You might be tempted to splurge out, buy an excessive amount of gifts for friends and family (and maybe yourself) to make up for lost time. Try to avoid this. Why? Because this type of spending, known as “revenge spending” can hurt your long-term financial health. Specifically, pushing your credit cards to their limits can bring down your credit score.
How Does Excessive Credit Card Spending Hurt Your Credit Score?
Spending an excessive amount with your credit card will increase your credit utilization rate. Put simply, your credit utilization rate is your total credit card debt versus your total credit limit. You can calculate your credit utilization rate by adding up your balances on your credit cards and dividing your total balance by the combined credit limits from each of your cards.
Here’s a quick example. If you have one credit card with a balance of $5,000 and your credit limit on that card is $10,000, then your credit utilization rate would end up being 50%.
Your credit utilization rate is the second largest factor that impacts your credit score. If your credit utilization rate is too high, your credit score could start to decrease. When this happens, you may find it tricky to get approved for financial products in the future.
Where Can You Find Your Credit Utilization Rate?
To calculate your credit utilization rate, you should add up all of your balances on credit cards and lines of credit and divide them by the combined credit limit from each of your accounts. You can find your credit balances and credit limits by downloading your credit report.
In your credit report, you’ll find information about each of your credit accounts and can follow this quick 4-step process to calculate your credit utilization rate:
- Add up your balances from all your credit cards and lines of credit
- Add up the credit limits from all your cards and lines of credit
- Divide the total balance from Step 1 by the total credit limit from Step 2
- Multiply by 100 to get your credit utilization rate as a percentage
What’s The Recommended Credit Utilization Rate To Have?
30% is the magic number you should aim for when it comes to your credit utilization rate. Keeping your credit utilization rate at 30% or below shows lenders and other companies that you’re a responsible spender and borrower who isn’t stretched thin.
Low credit utilization shows that you have a hold of your finances, while high credit utilization might signal that you have issues with overspending or managing your money.
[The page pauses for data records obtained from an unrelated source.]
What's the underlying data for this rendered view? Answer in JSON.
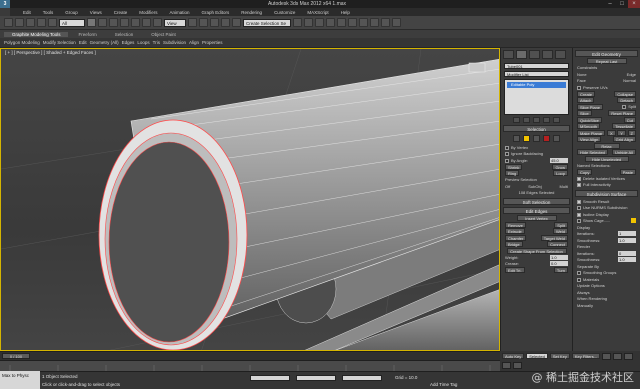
{
  "window": {
    "title": "Autodesk 3ds Max 2012 x64    1.max",
    "logo": "3"
  },
  "menu": [
    "Edit",
    "Tools",
    "Group",
    "Views",
    "Create",
    "Modifiers",
    "Animation",
    "Graph Editors",
    "Rendering",
    "Customize",
    "MAXScript",
    "Help"
  ],
  "toolbar": {
    "selection_filter": "All",
    "coord_system": "View",
    "named_selection": "Create Selection Se"
  },
  "ribbon": {
    "tabs": [
      "Graphite Modeling Tools",
      "Freeform",
      "Selection",
      "Object Paint"
    ],
    "subtabs": [
      "Polygon Modeling",
      "Modify Selection",
      "Edit",
      "Geometry (All)",
      "Edges",
      "Loops",
      "Tris",
      "Subdivision",
      "Align",
      "Properties"
    ]
  },
  "viewport": {
    "label": "[ + ] [ Perspective ] [ Shaded + Edged Faces ]"
  },
  "command_panel": {
    "object_name": "Tube001",
    "modifier_list_label": "Modifier List",
    "modifier_stack": [
      "Editable Poly"
    ],
    "selection": {
      "header": "Selection",
      "by_vertex": "By Vertex",
      "ignore_backfacing": "Ignore Backfacing",
      "by_angle": "By Angle:",
      "by_angle_value": "45.0",
      "shrink": "Shrink",
      "grow": "Grow",
      "ring": "Ring",
      "loop": "Loop",
      "preview_selection": "Preview Selection",
      "off": "Off",
      "subobj": "SubObj",
      "multi": "Multi",
      "status": "108 Edges Selected"
    },
    "soft_selection": {
      "header": "Soft Selection"
    },
    "edit_edges": {
      "header": "Edit Edges",
      "insert_vertex": "Insert Vertex",
      "remove": "Remove",
      "split": "Split",
      "extrude": "Extrude",
      "weld": "Weld",
      "chamfer": "Chamfer",
      "target_weld": "Target Weld",
      "bridge": "Bridge",
      "connect": "Connect",
      "create_shape": "Create Shape From Selection",
      "weight_label": "Weight:",
      "weight": "1.0",
      "crease_label": "Crease:",
      "crease": "0.0",
      "edit_tri": "Edit Tri.",
      "turn": "Turn"
    }
  },
  "edit_panel": {
    "edit_geometry": "Edit Geometry",
    "repeat_last": "Repeat Last",
    "constraints": "Constraints",
    "none": "None",
    "edge": "Edge",
    "face": "Face",
    "normal": "Normal",
    "preserve_uvs": "Preserve UVs",
    "create": "Create",
    "collapse": "Collapse",
    "attach": "Attach",
    "detach": "Detach",
    "slice_plane": "Slice Plane",
    "split": "Split",
    "slice": "Slice",
    "reset_plane": "Reset Plane",
    "quickslice": "QuickSlice",
    "cut": "Cut",
    "meshsmooth": "MSmooth",
    "tessellate": "Tessellate",
    "make_planar": "Make Planar",
    "xyz": [
      "X",
      "Y",
      "Z"
    ],
    "view_align": "View Align",
    "grid_align": "Grid Align",
    "relax": "Relax",
    "hide_selected": "Hide Selected",
    "unhide_all": "Unhide All",
    "hide_unselected": "Hide Unselected",
    "named_selections": "Named Selections:",
    "copy": "Copy",
    "paste": "Paste",
    "delete_isolated": "Delete Isolated Vertices",
    "full_interactivity": "Full Interactivity",
    "subdivision_surface": "Subdivision Surface",
    "smooth_result": "Smooth Result",
    "use_nurms": "Use NURMS Subdivision",
    "isoline_display": "Isoline Display",
    "show_cage": "Show Cage......",
    "display": "Display",
    "iterations": "Iterations:",
    "iterations_value": "1",
    "smoothness": "Smoothness:",
    "smoothness_value": "1.0",
    "render": "Render",
    "render_iterations": "0",
    "render_smoothness": "1.0",
    "separate_by": "Separate By",
    "smoothing_groups": "Smoothing Groups",
    "materials": "Materials",
    "update_options": "Update Options",
    "always": "Always",
    "when_rendering": "When Rendering",
    "manually": "Manually"
  },
  "timeline": {
    "frame": "0 / 100"
  },
  "status": {
    "maxscript": "Max to Physc",
    "line1": "1 Object Selected",
    "line2": "Click or click-and-drag to select objects",
    "grid": "Grid = 10.0",
    "auto_key": "Auto Key",
    "selected": "Selected",
    "set_key": "Set Key",
    "key_filters": "Key Filters...",
    "add_time_tag": "Add Time Tag"
  },
  "watermark": "@ 稀土掘金技术社区"
}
Excessive credit card spending can easily push your credit utilization rate above 30% and put a dent in your credit score. In the example above, spending $5,000 out of a credit limit of $10,000 already puts your credit utilization rate at 50%, above the recommended rate of 30%.
How Can You Reduce Your Credit Utilization Rate?
Here are some of the top tips you can use to help reduce your credit utilization rate and improve your credit score in the long-term.
1. Reduce current credit card balances: The most obvious method is to pay off your current credit balances. You don’t have to pay them off completely; just try paying off enough of your balance to reduce your credit utilization ratio to 30% or below.
To calculate how much you need to lower your credit balance by, multiply your total credit limit by 0.30 and look at the difference between that figure and your current revolving balance.
In the earlier example, multiplying your $10,000 credit limit by 0.30 gives you $3,000. Subtracting $5,000 (your balance) by $3,000 gives you $2,000. This means you would need to pay off $2,000 of your total credit balance to reach an ideal credit utilization rate.
2. Use debit in the short-term: Consider paying expenses with your debit card instead of credit cards. Using debit to pay expenses can help you lower your credit card balances and reduce your credit utilization.
3. Increase your credit limit on existing accounts: Increasing your credit limit can actually have a positive impact on your credit score. If you increase your credit limit and keep your spending the same, your credit utilization rate will decrease.
Contact your current lenders and ask for a credit limit increase. Your lender may approve your request if you have a solid payment history with them. If you’re able to increase your credit limit, resist the urge to spend more; the purpose of increasing your credit limit is to decrease your credit utilization rate, not spend more excessively!
4. Open another credit card or line of credit: Opening another credit account can also help you increase your credit limit. Open a credit card and make a small purchase, like a coffee, once a month to keep the account open. Be disciplined about the new amount of credit available to you, and resist the temptation to splurge more!
5. Transfer credit card debt into a debt consolidation loan: A debt consolidation loan can help you combine multiple sources of debt into one manageable payment. Transferring your credit card debts into one loan will lower your credit utilization because loans are considered installment credit, which aren’t included in credit utilization calculations.
Spend Responsibly This Holiday Season
Treating yourself and your loved ones to new toys and gadgets can feel rewarding, especially after the last few years we’ve had. Just don’t overdo it! Remember that “revenge spending” this holiday season can impact your credit score, your long-term financial health, and your chances of reaching future financial goals, like buying a car or a house.